First, let’s take look at some the terms we’ll be discussing in this tutorial and what they mean.
BIOS – Intended to detect/verify hardware (via POST) and select a boot loader prior to entering the Operating System. This is the very first thing a computer does when powered on.
BIOS Password – A password stored on the motherboard that requires you to authenticate prior to booting into any Operating System.
Operating System – Abbreviated as OS and referring to Windows XP/Vista, Mac OS X, Linux Distributions (Such as Ubuntu, SUSE).
CMOS – The chip on the motherboard where a variety of information (including the BIOS password) is saved.

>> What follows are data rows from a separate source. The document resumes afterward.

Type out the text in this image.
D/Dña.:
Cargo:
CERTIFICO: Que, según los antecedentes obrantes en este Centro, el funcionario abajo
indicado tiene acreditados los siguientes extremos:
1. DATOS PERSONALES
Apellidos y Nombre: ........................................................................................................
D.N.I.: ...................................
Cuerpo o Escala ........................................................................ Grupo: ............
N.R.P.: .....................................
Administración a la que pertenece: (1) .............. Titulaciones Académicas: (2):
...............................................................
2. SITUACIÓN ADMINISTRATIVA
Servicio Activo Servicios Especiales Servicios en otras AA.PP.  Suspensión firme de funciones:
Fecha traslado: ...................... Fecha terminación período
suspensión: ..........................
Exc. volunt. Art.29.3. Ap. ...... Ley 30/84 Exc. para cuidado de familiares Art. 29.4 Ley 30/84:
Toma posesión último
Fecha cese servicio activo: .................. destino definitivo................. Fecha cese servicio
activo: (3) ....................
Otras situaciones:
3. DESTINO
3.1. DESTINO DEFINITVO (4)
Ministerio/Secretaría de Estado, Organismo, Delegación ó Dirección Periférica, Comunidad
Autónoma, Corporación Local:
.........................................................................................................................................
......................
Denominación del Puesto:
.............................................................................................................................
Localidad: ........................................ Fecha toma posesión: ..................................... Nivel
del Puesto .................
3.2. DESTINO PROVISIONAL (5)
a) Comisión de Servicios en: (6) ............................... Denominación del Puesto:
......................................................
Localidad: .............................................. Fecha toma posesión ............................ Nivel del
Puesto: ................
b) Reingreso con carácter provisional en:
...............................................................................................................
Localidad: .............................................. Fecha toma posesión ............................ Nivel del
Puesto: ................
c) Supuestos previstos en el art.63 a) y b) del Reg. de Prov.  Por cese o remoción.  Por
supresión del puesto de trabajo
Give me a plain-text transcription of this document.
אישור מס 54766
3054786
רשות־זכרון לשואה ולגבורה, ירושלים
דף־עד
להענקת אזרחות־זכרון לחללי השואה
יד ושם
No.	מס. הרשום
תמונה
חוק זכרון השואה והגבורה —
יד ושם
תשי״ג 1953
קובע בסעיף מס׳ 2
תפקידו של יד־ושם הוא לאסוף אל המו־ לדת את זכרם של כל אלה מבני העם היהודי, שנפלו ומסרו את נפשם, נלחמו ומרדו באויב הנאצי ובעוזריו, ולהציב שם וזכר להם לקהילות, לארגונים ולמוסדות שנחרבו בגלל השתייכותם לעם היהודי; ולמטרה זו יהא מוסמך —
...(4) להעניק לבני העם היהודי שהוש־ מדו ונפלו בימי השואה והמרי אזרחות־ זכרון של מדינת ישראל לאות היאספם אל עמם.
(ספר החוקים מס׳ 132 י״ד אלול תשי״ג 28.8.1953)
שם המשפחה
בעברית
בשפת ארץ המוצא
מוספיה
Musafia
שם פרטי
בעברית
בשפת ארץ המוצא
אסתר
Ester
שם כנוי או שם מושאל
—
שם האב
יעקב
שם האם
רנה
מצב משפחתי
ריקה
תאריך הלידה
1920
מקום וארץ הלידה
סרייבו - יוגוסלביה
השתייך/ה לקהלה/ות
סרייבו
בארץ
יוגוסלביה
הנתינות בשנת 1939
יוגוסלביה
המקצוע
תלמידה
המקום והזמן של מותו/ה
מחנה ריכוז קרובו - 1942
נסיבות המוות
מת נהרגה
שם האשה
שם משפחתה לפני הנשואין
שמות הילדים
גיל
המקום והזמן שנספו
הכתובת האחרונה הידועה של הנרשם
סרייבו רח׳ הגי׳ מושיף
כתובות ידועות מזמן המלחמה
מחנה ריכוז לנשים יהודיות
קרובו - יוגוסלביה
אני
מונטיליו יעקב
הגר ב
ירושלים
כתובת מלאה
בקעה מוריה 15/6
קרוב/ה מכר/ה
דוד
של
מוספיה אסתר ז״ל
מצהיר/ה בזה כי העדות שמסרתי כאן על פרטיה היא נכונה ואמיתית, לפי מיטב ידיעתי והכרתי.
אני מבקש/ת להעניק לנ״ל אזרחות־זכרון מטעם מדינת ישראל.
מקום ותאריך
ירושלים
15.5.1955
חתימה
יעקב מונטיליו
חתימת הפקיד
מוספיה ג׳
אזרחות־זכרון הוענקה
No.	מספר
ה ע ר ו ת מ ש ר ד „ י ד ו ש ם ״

CMOS Battery – A small battery on the motherboard dedicated to powering the CMOS chip.
MoBo – Motherboard.
Operating System Passwords
I will begin with OS passwords. This is the only security precaution I say is an absolute necessity. If you keep your laptop behind locked doors (i.e. at home) 24/7 and you’d rather not deal with more inconvenient security precautions, at least take the time to set up this password.
Step 1 – Set a password for all administrator accounts, including the hidden Administrator account in Windows XP and Vista. You can access the Admin account in Windows by booting into safe mode. This is accomplished by mashing F8 frenetically as the computer first powers on.
Step 2 – Once this is done, train yourself to lock the computer (Windows key + L in Windows) every time you are away. This will prevent Joe Blow in an adjacent office/dorm room or anyone that happens upon your laptop from sitting down and potentially doing nasty things. Or possibly simply annoying things…like relatives that find if funny to deposit naughty gifts on your desktop.
Step 3 – Secure yourself against telling everyone your password.
Step 4 – Change all administrator passwords from time to time. Realistically this only happens once every six months at best unless you are paranoid.
Unfortunately these passwords are the least secure of all in terms of physical security. Windows XP and Vista passwords are easily wiped out using a variety of applications on boot CD’s. I’ve used four different applications, and I imagine there are many more out there.
The same theory applies to Mac and Linux operating systems as well, although password resetting programs for these OS’s are far more obscure. Mac passwords are slightly more secure purely because fewer people know how to reset them (security by obscurity). It took me over an hour one day to figure it out and that was with Google on hand to aid with research.